Roses need two things for blooms: sun and nutrients. Are your plants receiving at least 6-8 hours of sun daily? Nitrogen, phosphorous and potassium are the 3 major nutrients for all plants. (They correspond to the 3 numbers on fertilizer packages, such as 15-30-15.) Nitrogen promotes growth of green leaves. Phosphorous is essential for blooms. The second and third numbers on the package should be higher than the first. The thing to avoid is feeding them with high-nitrogen fertilizer, such as 21-0-0, that will encourage foliage growth at the expense of flowers. Fertilize with a slow-release fertilizer every 6 weeks starting after pruning in late winter, continuing until June. Some rosarians continue feeding at half-strength through the summer, others stop, thinking it is too stressful for the roses. Begin feeding again in September, with the last application in mid-October. Don't feed during the cold winter months, as fertilizer promotes tender new growth which is susceptible to frost damage. Tt's a good idea to layer several inches of organic mulch around the base to maintain soil moisture and cool soil temperatures.

Most hybrid roses are grafted onto a hardier rootstock. If the grafted variety succumbs to cold or disease, the rootstock often sends up shoots. You may be able to see if this is the case, depending on if the graft union was buried when the roses were planted. The graft union is a slightly bulging area at the base of the plant. It should be planted above ground, but sometimes it is planted below ground.
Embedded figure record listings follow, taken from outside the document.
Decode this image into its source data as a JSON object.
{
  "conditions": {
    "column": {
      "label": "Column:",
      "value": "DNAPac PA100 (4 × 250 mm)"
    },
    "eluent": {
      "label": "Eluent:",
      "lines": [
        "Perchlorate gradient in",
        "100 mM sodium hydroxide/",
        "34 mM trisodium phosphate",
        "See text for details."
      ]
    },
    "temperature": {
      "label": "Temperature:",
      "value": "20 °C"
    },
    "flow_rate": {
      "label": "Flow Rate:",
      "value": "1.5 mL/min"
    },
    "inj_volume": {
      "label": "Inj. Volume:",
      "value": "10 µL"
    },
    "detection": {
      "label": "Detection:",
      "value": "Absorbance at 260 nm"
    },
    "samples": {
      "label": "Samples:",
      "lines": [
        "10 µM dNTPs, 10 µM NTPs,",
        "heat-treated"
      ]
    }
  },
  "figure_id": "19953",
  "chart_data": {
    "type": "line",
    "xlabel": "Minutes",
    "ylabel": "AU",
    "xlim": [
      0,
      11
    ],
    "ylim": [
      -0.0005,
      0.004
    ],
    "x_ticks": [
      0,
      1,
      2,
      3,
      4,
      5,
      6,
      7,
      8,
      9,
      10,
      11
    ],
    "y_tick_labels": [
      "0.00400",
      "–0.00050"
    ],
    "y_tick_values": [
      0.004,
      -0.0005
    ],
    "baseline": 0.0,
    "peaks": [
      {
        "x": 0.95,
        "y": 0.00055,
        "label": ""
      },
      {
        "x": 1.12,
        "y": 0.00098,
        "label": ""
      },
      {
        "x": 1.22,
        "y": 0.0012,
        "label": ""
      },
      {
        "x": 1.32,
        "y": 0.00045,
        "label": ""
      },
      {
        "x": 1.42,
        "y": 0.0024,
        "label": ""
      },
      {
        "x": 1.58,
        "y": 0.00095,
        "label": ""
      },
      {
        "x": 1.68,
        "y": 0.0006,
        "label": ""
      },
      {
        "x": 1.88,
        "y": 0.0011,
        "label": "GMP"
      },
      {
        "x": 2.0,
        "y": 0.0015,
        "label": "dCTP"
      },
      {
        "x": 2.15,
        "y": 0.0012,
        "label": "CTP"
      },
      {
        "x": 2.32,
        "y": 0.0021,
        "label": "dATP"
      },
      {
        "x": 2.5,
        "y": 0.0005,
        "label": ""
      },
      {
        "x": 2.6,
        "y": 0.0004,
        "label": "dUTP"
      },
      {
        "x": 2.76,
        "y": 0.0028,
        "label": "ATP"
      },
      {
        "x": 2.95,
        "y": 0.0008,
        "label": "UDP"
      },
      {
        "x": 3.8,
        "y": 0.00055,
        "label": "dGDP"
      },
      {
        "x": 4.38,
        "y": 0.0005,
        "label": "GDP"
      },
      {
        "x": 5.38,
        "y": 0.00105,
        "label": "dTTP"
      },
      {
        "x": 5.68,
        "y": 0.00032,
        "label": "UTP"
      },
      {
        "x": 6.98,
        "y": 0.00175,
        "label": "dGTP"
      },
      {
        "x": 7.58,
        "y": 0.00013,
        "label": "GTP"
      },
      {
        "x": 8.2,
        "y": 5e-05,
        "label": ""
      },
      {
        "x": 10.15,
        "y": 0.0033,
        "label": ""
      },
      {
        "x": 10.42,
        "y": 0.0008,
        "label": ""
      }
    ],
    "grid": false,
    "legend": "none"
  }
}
If the shoots are growing from below the graft unions, the rootstocks have taken over, which could explain the lack of blooms.

Finally, water should soak through the entire root zone, about 2 feet deep, with each irrigation. Shallow watering may contribute to the build-up of salts in the root zone, which could be the cause of yellowing. Yellow leaves can be caused by many other things including lack of nitrogen, insufficient light, water-logged soil (plant roots need oxygen to thrive), dry soil, or iron deficiency. If the older bottom leaves are yellow, but new growth is green, it's usually a lack of nitrogen. If new leaves are yellow, with green veins, it's usually a lack of iron. (Lack of nitrogen is a more common problem than lack of iron.) Soil should be kept moderately moist (but not wet). Try to isolate each of these possibilities one at a time to determine the problem. Good luck!